O que é o Diagrama de Ishikawa?
O Diagrama de Ishikawa é uma ferramenta de análise de causas desenvolvida pelo engenheiro japonês Kaoru Ishikawa.
Também conhecido como Diagrama de Causa e Efeito ou Espinha de Peixe, seu objetivo é organizar visualmente os fatores que podem estar provocando determinado problema.
No ambiente rural, ele pode ser utilizado para investigar situações como:
- produtividade abaixo da meta;
- aumento do custo por hectare;
- perdas durante a colheita;
- consumo elevado de combustível;
- atraso no plantio;
- falhas na aplicação de defensivos;
- mortalidade de animais;
- aumento da taxa de descarte;
- quebra de máquinas;
- desperdício de insumos;
- redução da margem operacional.
O grande diferencial está na lógica da investigação.
O gestor não deve partir diretamente para uma solução. Primeiro, precisa compreender o problema, levantar hipóteses, verificar evidências e identificar quais causas realmente possuem impacto sobre o resultado.
Por que essa ferramenta é importante para o produtor rural?
O agronegócio possui uma característica que torna a análise de causas ainda mais importante: pequenos erros podem gerar grandes impactos financeiros.

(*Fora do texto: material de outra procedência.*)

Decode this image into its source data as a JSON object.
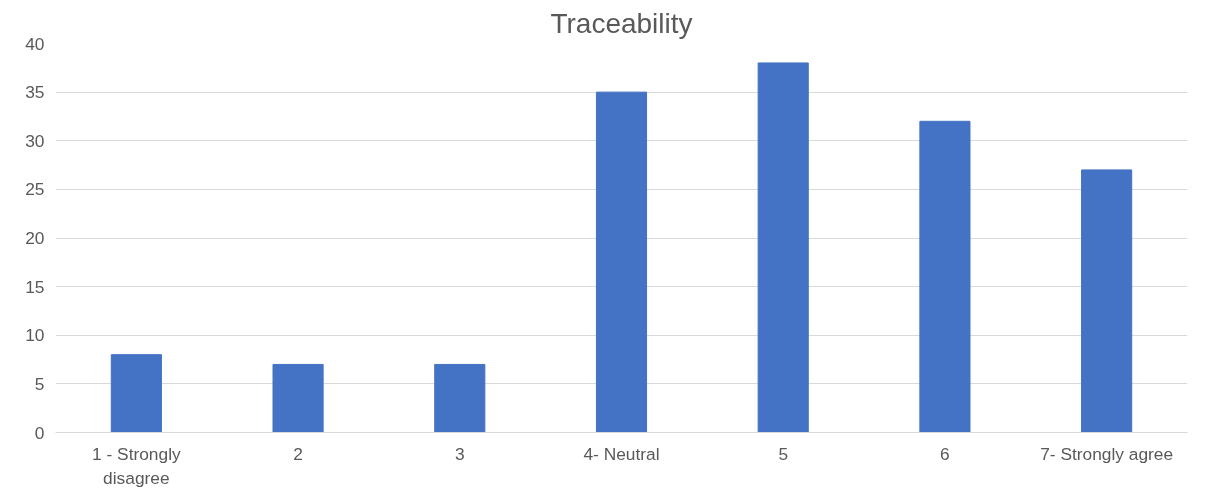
{
  "chart_data": {
    "type": "bar",
    "title": "Traceability",
    "categories": [
      "1 - Strongly disagree",
      "2",
      "3",
      "4- Neutral",
      "5",
      "6",
      "7- Strongly agree"
    ],
    "values": [
      8,
      7,
      7,
      35,
      38,
      32,
      27
    ],
    "color": "#4472c4",
    "ylim": [
      0,
      40
    ],
    "yticks": [
      0,
      5,
      10,
      15,
      20,
      25,
      30,
      35,
      40
    ],
    "grid": "y"
  }
}
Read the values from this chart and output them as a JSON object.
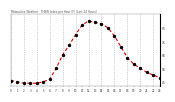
{
  "title": "Milwaukee Weather   THSW Index per Hour (F) (Last 24 Hours)",
  "bg_color": "#ffffff",
  "plot_bg_color": "#ffffff",
  "line_color": "#dd0000",
  "marker_color": "#000000",
  "grid_color": "#aaaaaa",
  "text_color": "#333333",
  "y_label_color": "#333333",
  "title_color": "#555555",
  "ylim": [
    42,
    95
  ],
  "xlim": [
    0,
    23
  ],
  "yticks": [
    45,
    55,
    65,
    75,
    85
  ],
  "ytick_labels": [
    "45",
    "55",
    "65",
    "75",
    "85"
  ],
  "hours": [
    0,
    1,
    2,
    3,
    4,
    5,
    6,
    7,
    8,
    9,
    10,
    11,
    12,
    13,
    14,
    15,
    16,
    17,
    18,
    19,
    20,
    21,
    22,
    23
  ],
  "values": [
    46,
    45,
    44,
    44,
    44,
    45,
    47,
    55,
    65,
    72,
    80,
    87,
    90,
    89,
    88,
    85,
    79,
    71,
    63,
    58,
    55,
    52,
    50,
    48
  ],
  "vgrid_hours": [
    0,
    2,
    4,
    6,
    8,
    10,
    12,
    14,
    16,
    18,
    20,
    22
  ]
}
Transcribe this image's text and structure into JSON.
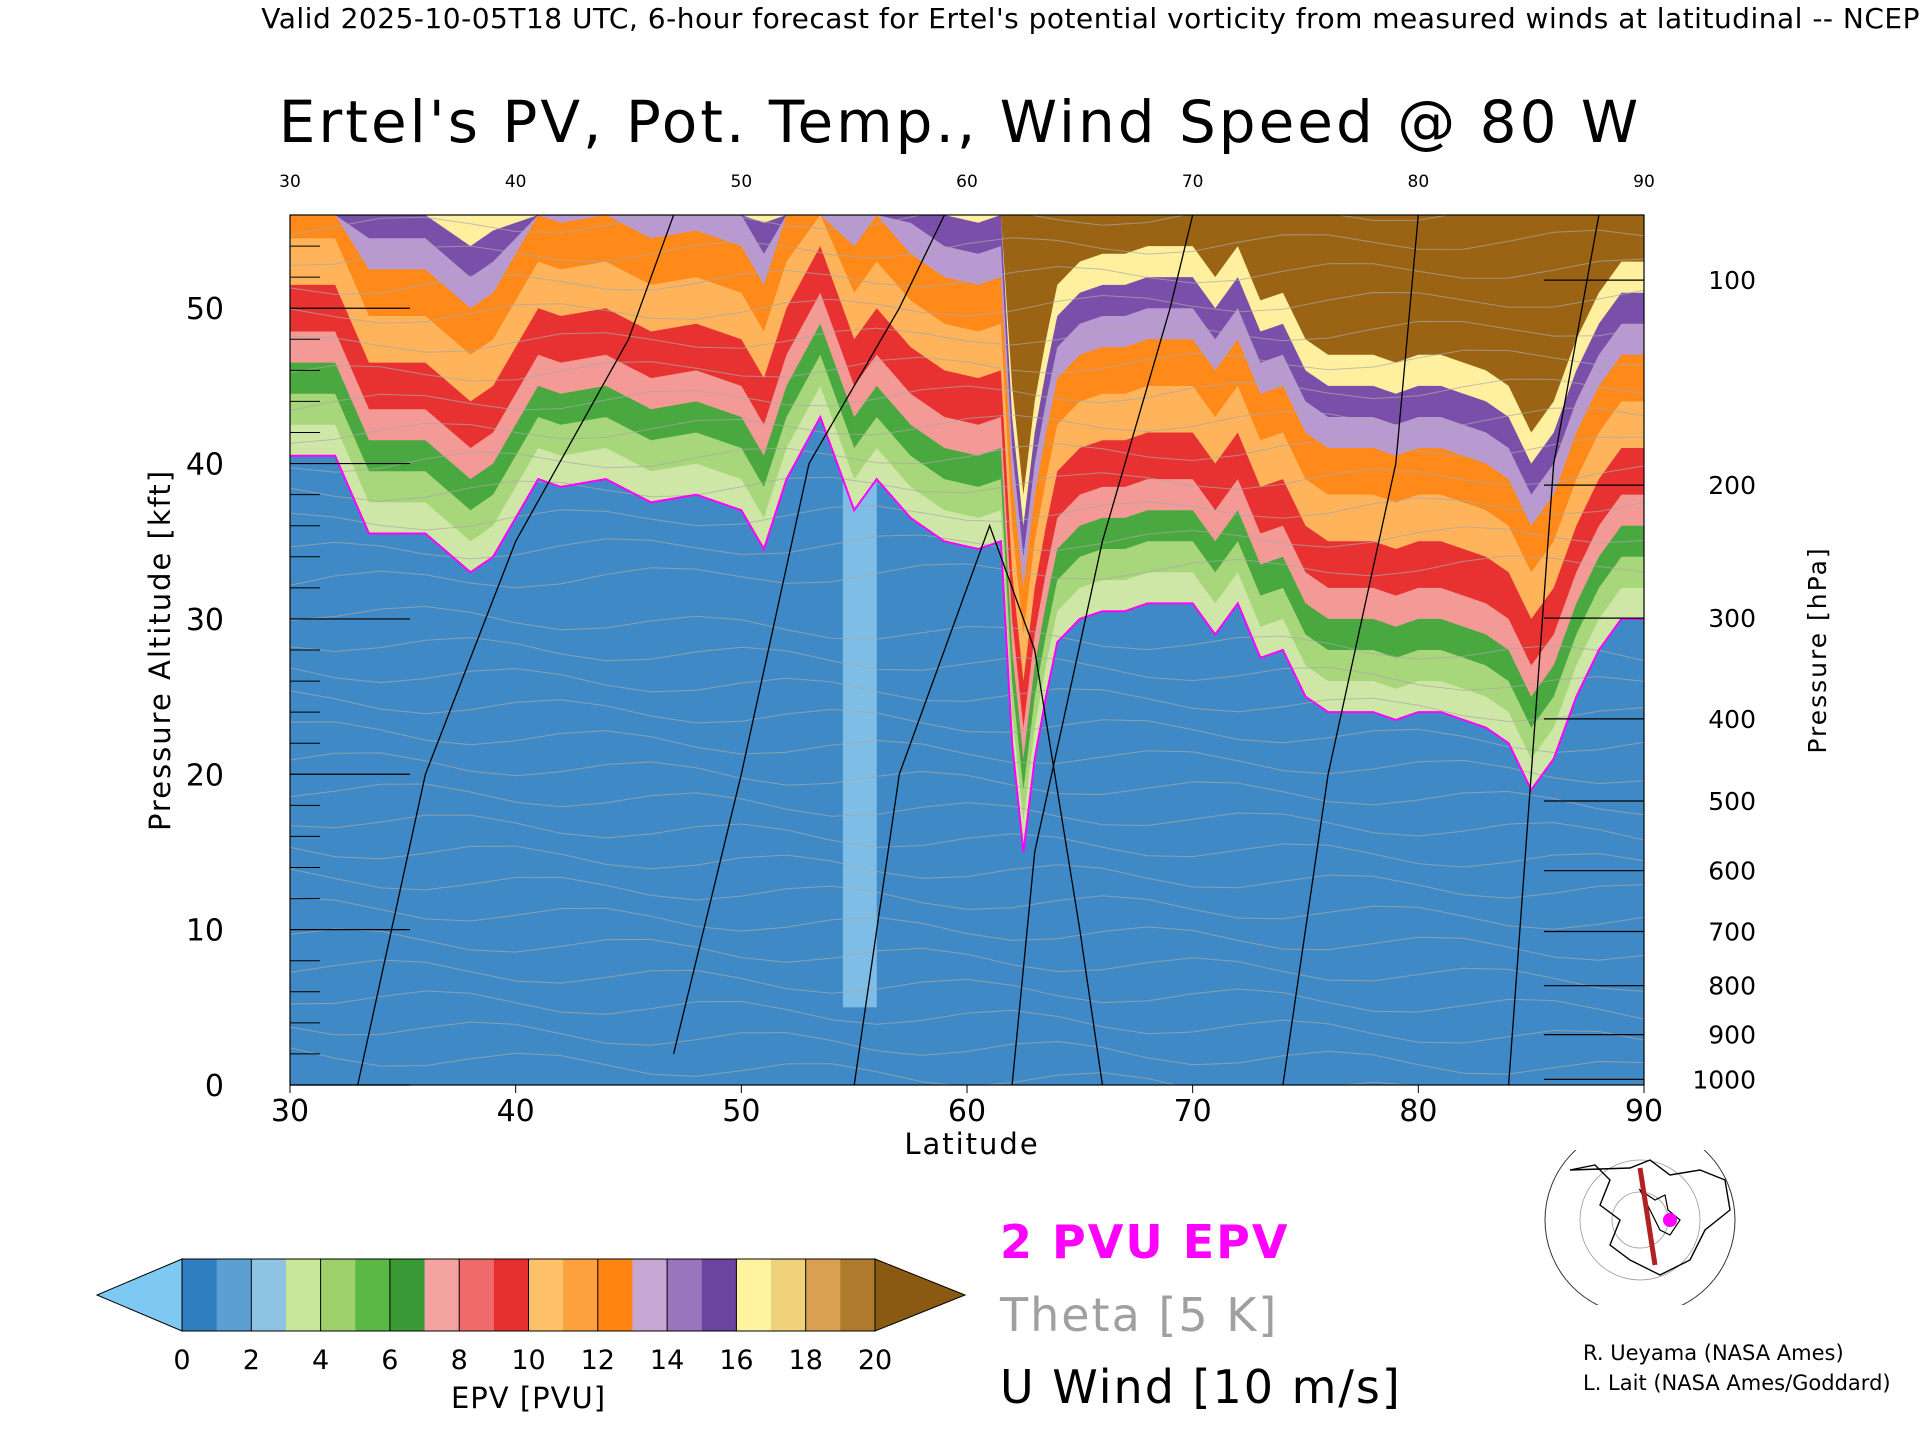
{
  "caption": "Valid 2025-10-05T18 UTC, 6-hour forecast for Ertel's potential vorticity from measured winds at latitudinal -- NCEP",
  "chart_data": {
    "type": "heatmap",
    "title": "Ertel's PV, Pot. Temp., Wind Speed @ 80 W",
    "xlabel": "Latitude",
    "ylabel": "Pressure Altitude [kft]",
    "ylabel_right": "Pressure [hPa]",
    "xlim": [
      30,
      90
    ],
    "ylim": [
      0,
      56
    ],
    "x_ticks": [
      "30",
      "40",
      "50",
      "60",
      "70",
      "80",
      "90"
    ],
    "y_ticks": [
      "0",
      "10",
      "20",
      "30",
      "40",
      "50"
    ],
    "pressure_ticks": [
      "100",
      "200",
      "300",
      "400",
      "500",
      "600",
      "700",
      "800",
      "900",
      "1000"
    ],
    "pressure_levels": [
      100,
      200,
      300,
      400,
      "500",
      600,
      700,
      800,
      900,
      1000
    ],
    "colorbar": {
      "label": "EPV [PVU]",
      "ticks": [
        "0",
        "2",
        "4",
        "6",
        "8",
        "10",
        "12",
        "14",
        "16",
        "18",
        "20"
      ],
      "colors": [
        "#2f7fc0",
        "#5b9fd3",
        "#8ec3e4",
        "#c9e597",
        "#9ed16c",
        "#5cb845",
        "#3a9a36",
        "#f4a3a0",
        "#ef6b6b",
        "#e62f2f",
        "#ffc06a",
        "#ffa03e",
        "#ff8412",
        "#c8a6d4",
        "#9a74bd",
        "#6c44a0",
        "#fff3a0",
        "#f0d27a",
        "#d8a050",
        "#b07a2c"
      ],
      "under_color": "#7ec8f4",
      "over_color": "#8b5a12"
    },
    "tropopause_latitudes": [
      30,
      32,
      33.5,
      36,
      38,
      39,
      41,
      42,
      44,
      46,
      48,
      50,
      51,
      52,
      53.5,
      55,
      56,
      57.5,
      59,
      60.5,
      61.5,
      62,
      62.5,
      63,
      63.5,
      64,
      65,
      66,
      67,
      68,
      69,
      70,
      71,
      72,
      73,
      74,
      75,
      76,
      77,
      78,
      79,
      80,
      81,
      82,
      83,
      84,
      85,
      86,
      87,
      88,
      89,
      90
    ],
    "tropopause_kft": [
      40.5,
      40.5,
      35.5,
      35.5,
      33,
      34,
      39,
      38.5,
      39,
      37.5,
      38,
      37,
      34.5,
      39,
      43,
      37,
      39,
      36.5,
      35,
      34.5,
      35,
      22,
      15,
      21,
      25,
      28.5,
      30,
      30.5,
      30.5,
      31,
      31,
      31,
      29,
      31,
      27.5,
      28,
      25,
      24,
      24,
      24,
      23.5,
      24,
      24,
      23.5,
      23,
      22,
      19,
      21,
      25,
      28,
      30,
      30
    ]
  },
  "legend": {
    "epv": "2 PVU EPV",
    "theta": "Theta [5 K]",
    "wind": "U Wind [10 m/s]",
    "epv_color": "#ff00ff",
    "theta_color": "#a0a0a0"
  },
  "credits": [
    "R. Ueyama (NASA Ames)",
    "L. Lait (NASA Ames/Goddard)"
  ]
}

Imagine uma propriedade de 1.500 hectares de soja.
Se uma falha operacional reduzir a produtividade em apenas 2 sacas por hectare, serão 3.000 sacas a menos na produção.
Considerando, apenas como exemplo, uma cotação média de R$ 120 por saca, o impacto bruto seria de aproximadamente R$ 360 mil.
O problema, portanto, não é simplesmente “perder produtividade”.
O problema é descobrir por que a produtividade caiu.
Sem uma metodologia, é comum atribuir o resultado ao clima, ao mercado ou à qualidade do solo. Porém, a verdadeira causa pode estar em uma regulagem inadequada da plantadeira, distribuição irregular de sementes ou deficiência nutricional localizada.
É justamente essa diferença que separa uma gestão baseada em percepção de uma gestão baseada em análise.
Como funciona o Diagrama de Ishikawa no agronegócio?
O primeiro passo é transformar uma reclamação genérica em um problema mensurável.
“Minha lavoura está ruim” é uma descrição muito ampla.
“Produtividade 12% abaixo da meta na área 07” é muito mais útil.
A partir daí, o gestor pode investigar as causas utilizando categorias adaptadas à realidade rural.
Uma estrutura bastante eficiente utiliza os tradicionais 6Ms.
1. Método
Representa a forma como determinada atividade é executada.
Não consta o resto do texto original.